#Bitcoin hat sich in den vergangenen drei Wochen stark erholt, und der Anteil der Coins, die wieder im Gewinn sind, ist deutlich gestiegen.
Währenddessen deuten neue CryptoQuant-Analysen darauf hin, dass der Markt die Bedingungen, die historisch das Ende von Bärenmärkten markierten, immer noch nicht erreicht hat.
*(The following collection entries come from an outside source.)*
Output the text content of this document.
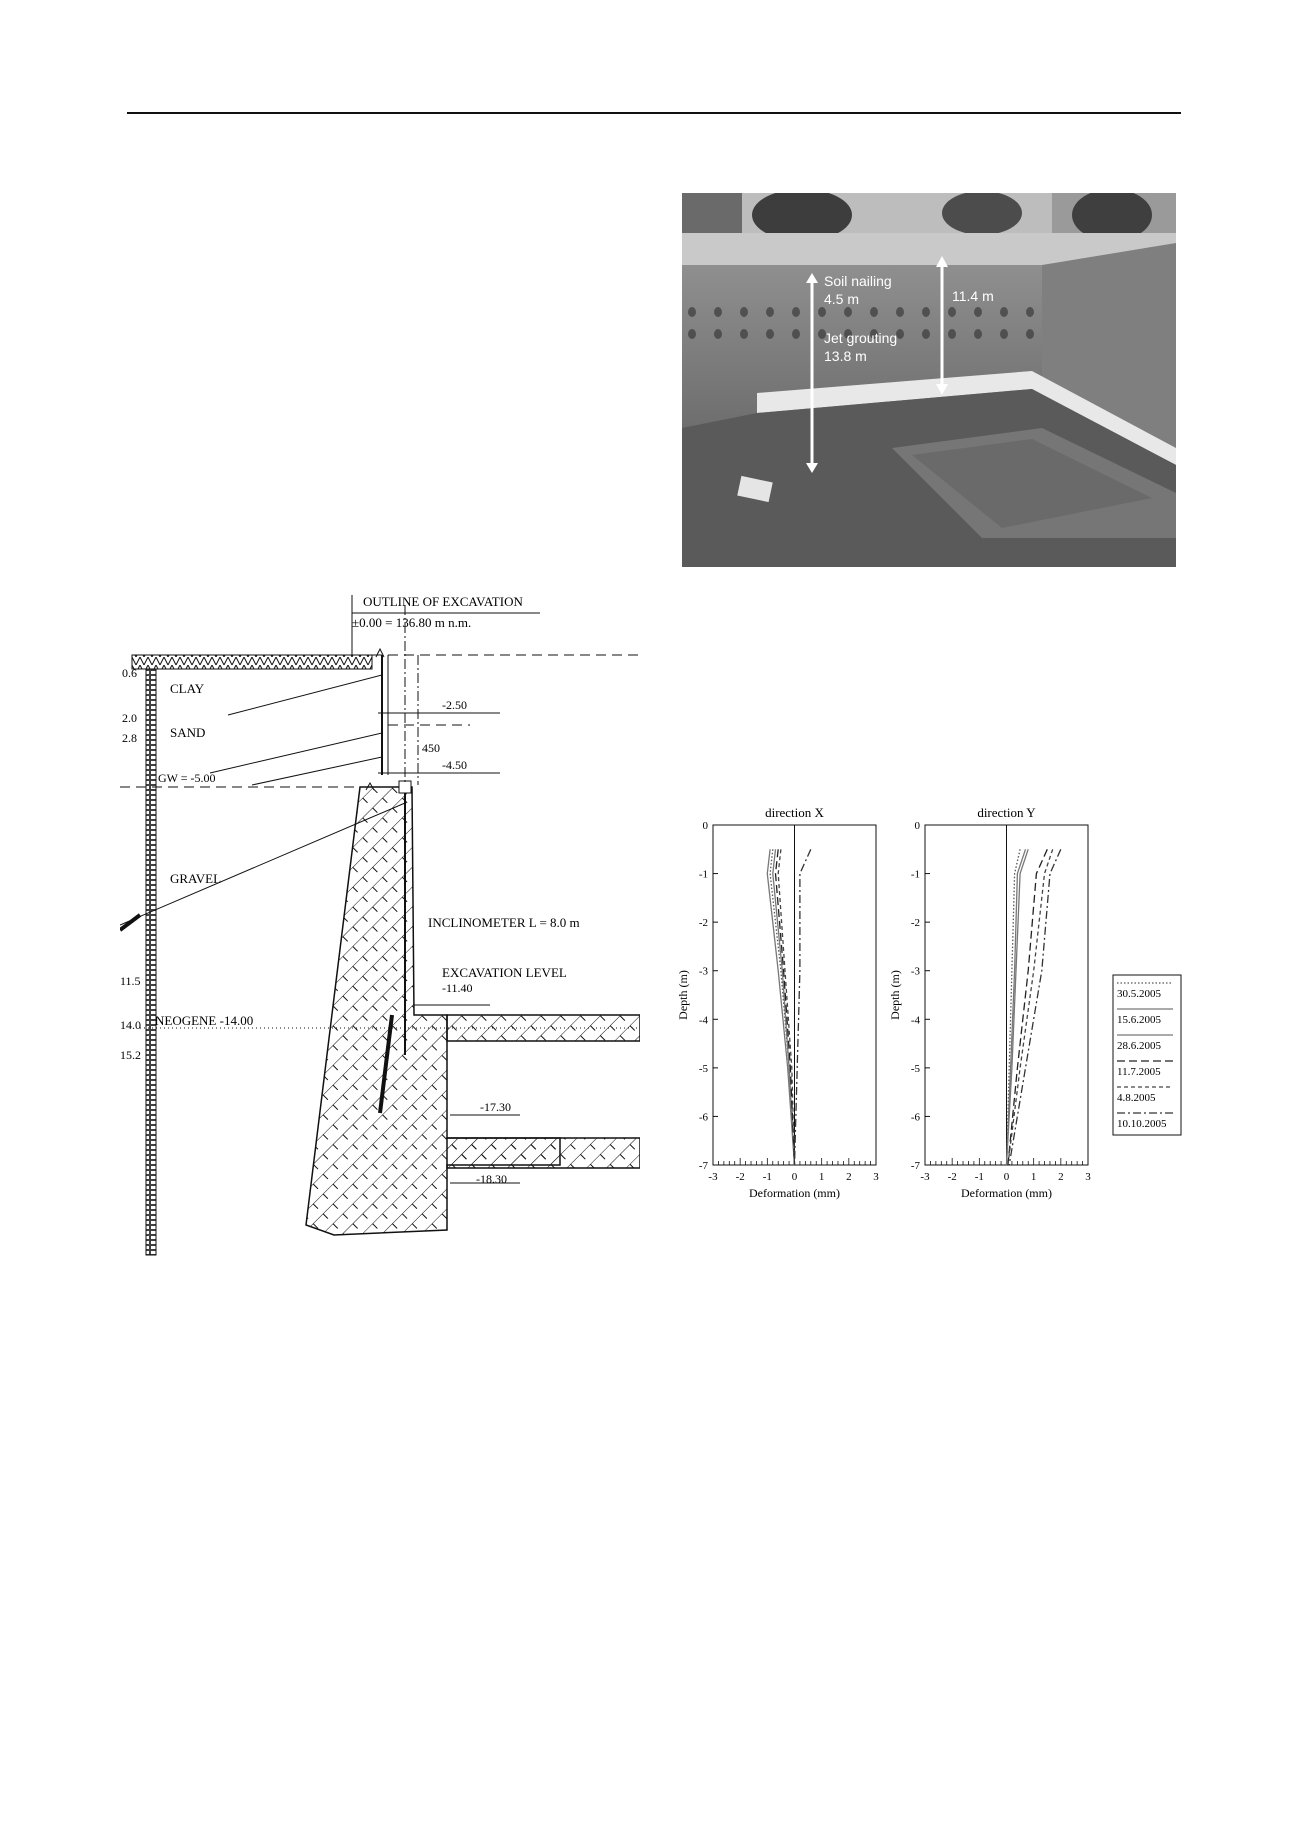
Soil nailing
4.5 m
Jet grouting
13.8 m
11.4 m
OUTLINE OF EXCAVATION
±0.00 = 136.80 m n.m.
CLAY
SAND
GRAVEL
NEOGENE -14.00
0.6
2.0
2.8
11.5
14.0
15.2
-2.50
450
-4.50
GW = -5.00
INCLINOMETER L = 8.0 m
EXCAVATION LEVEL
-11.40
-17.30
-18.30
direction X
-3 -2 -1 0 1 2 3
0
-1
-2
-3
-4
-5
-6
-7
Deformation (mm)
Depth (m)
direction Y
-3 -2 -1 0 1 2 3
0
-1
-2
-3
-4
-5
-6
-7
Deformation (mm)
Depth (m)	30.5.2005
15.6.2005
28.6.2005
11.7.2005
4.8.2005
10.10.2005
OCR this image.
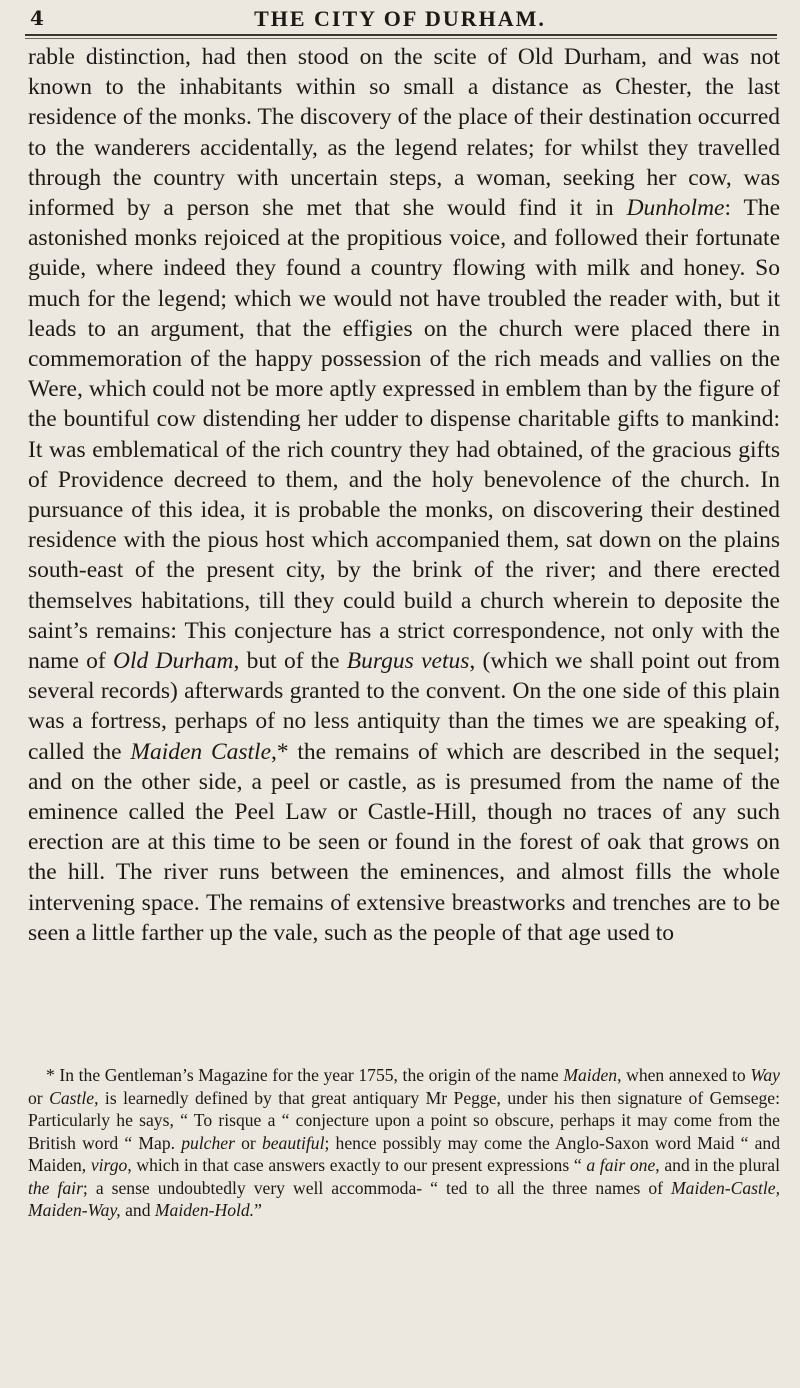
4	THE CITY OF DURHAM.

rable distinction, had then stood on the scite of Old Durham, and was not known to the inhabitants within so small a distance as Chester, the last residence of the monks. The discovery of the place of their destination occurred to the wanderers accidentally, as the legend relates; for whilst they travelled through the country with uncertain steps, a woman, seeking her cow, was informed by a person she met that she would find it in Dunholme: The astonished monks rejoiced at the propitious voice, and followed their fortunate guide, where indeed they found a country flowing with milk and honey. So much for the legend; which we would not have troubled the reader with, but it leads to an argument, that the effigies on the church were placed there in commemoration of the happy possession of the rich meads and vallies on the Were, which could not be more aptly expressed in emblem than by the figure of the bountiful cow distending her udder to dispense charitable gifts to mankind: It was emblematical of the rich country they had obtained, of the gracious gifts of Providence decreed to them, and the holy benevolence of the church. In pursuance of this idea, it is probable the monks, on discovering their destined residence with the pious host which accompanied them, sat down on the plains south-east of the present city, by the brink of the river; and there erected themselves habitations, till they could build a church wherein to deposite the saint’s remains: This conjecture has a strict correspondence, not only with the name of Old Durham, but of the Burgus vetus, (which we shall point out from several records) afterwards granted to the convent. On the one side of this plain was a fortress, perhaps of no less antiquity than the times we are speaking of, called the Maiden Castle,* the remains of which are described in the sequel; and on the other side, a peel or castle, as is presumed from the name of the eminence called the Peel Law or Castle-Hill, though no traces of any such erection are at this time to be seen or found in the forest of oak that grows on the hill. The river runs between the eminences, and almost fills the whole intervening space. The remains of extensive breastworks and trenches are to be seen a little farther up the vale, such as the people of that age used to

* In the Gentleman’s Magazine for the year 1755, the origin of the name Maiden, when annexed to Way or Castle, is learnedly defined by that great antiquary Mr Pegge, under his then signature of Gemsege: Particularly he says, “ To risque a “ conjecture upon a point so obscure, perhaps it may come from the British word “ Map. pulcher or beautiful; hence possibly may come the Anglo-Saxon word Maid “ and Maiden, virgo, which in that case answers exactly to our present expressions “ a fair one, and in the plural the fair; a sense undoubtedly very well accommoda- “ ted to all the three names of Maiden-Castle, Maiden-Way, and Maiden-Hold.”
Bitcoin Supply in Profit steigt auf 57,5%
Laut dem CryptoQuant-Autor thechessONCHAIN stieg Bitcoins Supply in Profit – also der Prozentsatz an BTC, die mehr wert sind als der jeweilige Erwerbspreis – bis zum 22. Juli auf 57,5%. Das ist ein Anstieg gegenüber 46,2% am 30. Juni, dem Zyklus-Tief.
Der Anstieg bedeutet, dass sich mehr als 1 von 10 BTCs innerhalb von etwa drei Wochen von einem Verlust in einen Gewinn bewegt hat. Im gleichen Zeitraum gewann der Bitcoin-Kurs ungefähr 7% und handelte nahe 65.100 US-Dollar.
Währenddessen lag das Short-Term Holder Spent Output Profit Ratio (SOPR) bei 0,9997. Das deutet darauf hin, dass aktuelle Käufer größtenteils bei Break-even verkaufen, statt nennenswerte Gewinne oder Verluste mitzunehmen.
Historische Ausstiege aus Bärenmärkten erforderten höhere Gewinnniveaus
Trotz der Verbesserung sagte der Analyst, dass Bitcoin die Niveaus noch nicht erreicht habe, die historisch das Ende von Bärenmärkten bestätigt haben.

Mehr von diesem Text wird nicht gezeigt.